Michael Heseltine, one of Britain's most respected politicians and a senior minister in the Conservative governments of the 1980s and 1990s, has spoken to IBTimes UK about the coming general election.
Lord Heseltine gave his views on a range of subjects, including the "sexing up" of Ed Miliband, the chances of a Tory-Ukip coalition, and the prospect of him agreeing to Chuka Umunna's request to help Labour if they win the 7 May vote.
Here is the full interview:
What do you make of news that Chuka Umunna will ask for your advice if Labour win the election?
Wishful thinking. I'm booked to help the next Conservative government.
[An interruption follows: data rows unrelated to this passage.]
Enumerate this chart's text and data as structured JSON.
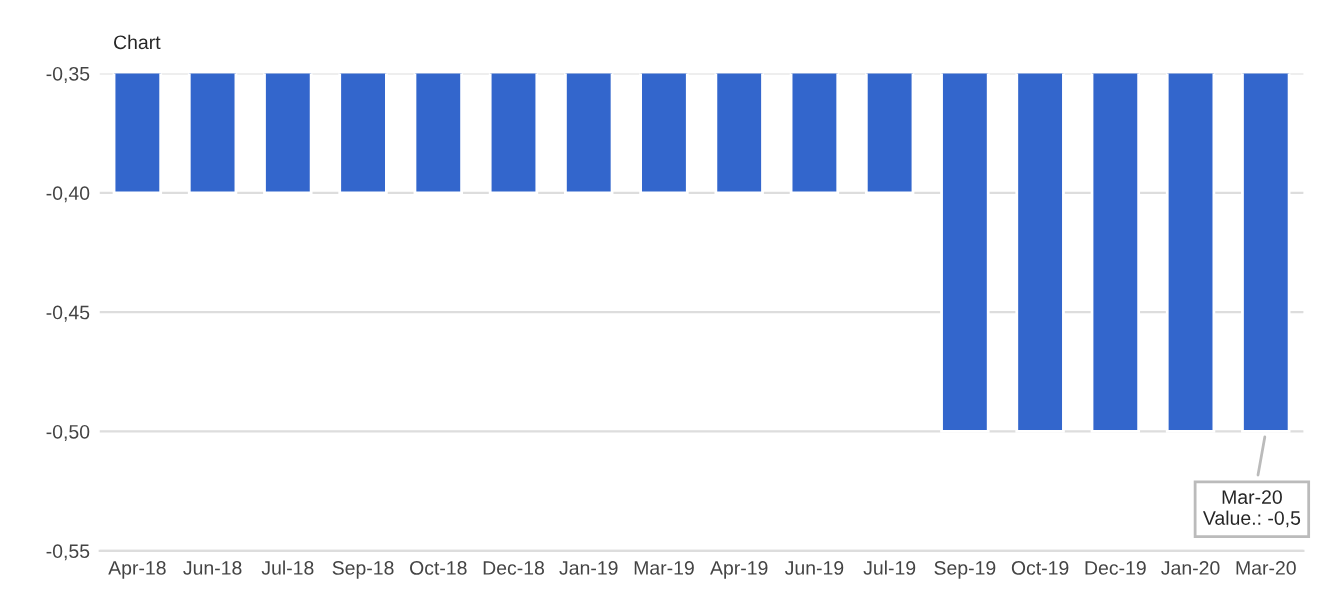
{
  "chart_data": {
    "type": "bar",
    "title": "Chart",
    "categories": [
      "Apr-18",
      "Jun-18",
      "Jul-18",
      "Sep-18",
      "Oct-18",
      "Dec-18",
      "Jan-19",
      "Mar-19",
      "Apr-19",
      "Jun-19",
      "Jul-19",
      "Sep-19",
      "Oct-19",
      "Dec-19",
      "Jan-20",
      "Mar-20"
    ],
    "values": [
      -0.4,
      -0.4,
      -0.4,
      -0.4,
      -0.4,
      -0.4,
      -0.4,
      -0.4,
      -0.4,
      -0.4,
      -0.4,
      -0.5,
      -0.5,
      -0.5,
      -0.5,
      -0.5
    ],
    "color": "#3366cc",
    "ylim": [
      -0.55,
      -0.35
    ],
    "yticks": [
      {
        "value": -0.55,
        "label": "-0,55"
      },
      {
        "value": -0.5,
        "label": "-0,50"
      },
      {
        "value": -0.45,
        "label": "-0,45"
      },
      {
        "value": -0.4,
        "label": "-0,40"
      },
      {
        "value": -0.35,
        "label": "-0,35"
      }
    ],
    "grid": "y",
    "annotations": [
      {
        "text": "Mar-20\nValue.: -0,5",
        "x": "Mar-20",
        "y": -0.5
      }
    ]
  }
}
What sort of advice will you provide the Conservatives?
The advice in my report, No Stone Unturned, which the government accepted and has been implementing for the past two years.
Michael Crick suggested the major parties have been slow to bring out their "big beasts" this year. Do you feel you have been under-used?
No. There is no appetite for jobbing back to yesteryear. There are new generations out there.
As one of the UK's most successful media entrepreneurs, what do you make of the "sexing-up" of Ed Miliband? What do you think have been the key factors behind his image overhaul?
Passed me by.
On the flip side of that, what do you think Cameron could have done better in his own campaign? Do you feel he has overplayed the economy card?
The economy card is critical and central. David Cameron rightly is playing to his strengths.
What do you make of the strategy of Lynton Crosby?
I believe his advice is sound. It coincides with all my experience.
What advice would you be giving the Tories on how to handle the final few days of campaigning? What key messages would you be emphasising?
Stick to the central message and keep going.
Are you now genuinely worried by the prospect that Miliband will win?
I don't think Ed Miliband will be prime minister.
Some people seem to suggest Cameron isn't passionate enough. Do you agree?
I want competence, determination and a sense of direction in a prime minister not the qualities of a B-movie star.
Do you think Cameron should have attended the second leaders' debate?
You declared yourself a "great enthusiast" for the coalition's approach in 2012, after they adopted 81 of your 89 recommendations on localism. Why did you change that approach to the extent that, by the autumn of 2014, you said people were "deeply frustrated" by 2014. What caused you to lose faith in the coalition?
My view about my report remains unchanged. The frustration flows from the impact of recession which squeezed living standards.
How would you assess the performance of Britain's LEPs?
The most significant devolution of economic policy I have seen. A good start. Much yet to do.
You have always been staunchly pro-European. Do you agree with Miliband's criticism of Cameron's 'small-minded isolationism'?
No. David Cameron wants to improve Europe not isolate us from it.
Do you feel a Tory-Ukip coalition is a genuine possibility?
Unthinkable and unacceptable as has been made clear.
How much does that possibility worry you?
It doesn't, because it isn't going to happen.
Who do you think will be the next leader of the Conservative party, and when do you think they will take over?
My concern is with this election. Speculation about events years away is a distraction.
Lord Michael Heseltine is one of the Conservatives' most respected and charismatic politicians. First elected to parliament in 1966, he held various ministerial offices between 1983 and 1987, including the posts of deputy prime minister and president of the board of trade.
He retains an active interest in the Conservatives' fortunes, and presented a landmark masterplan for UK economic growth in 2012.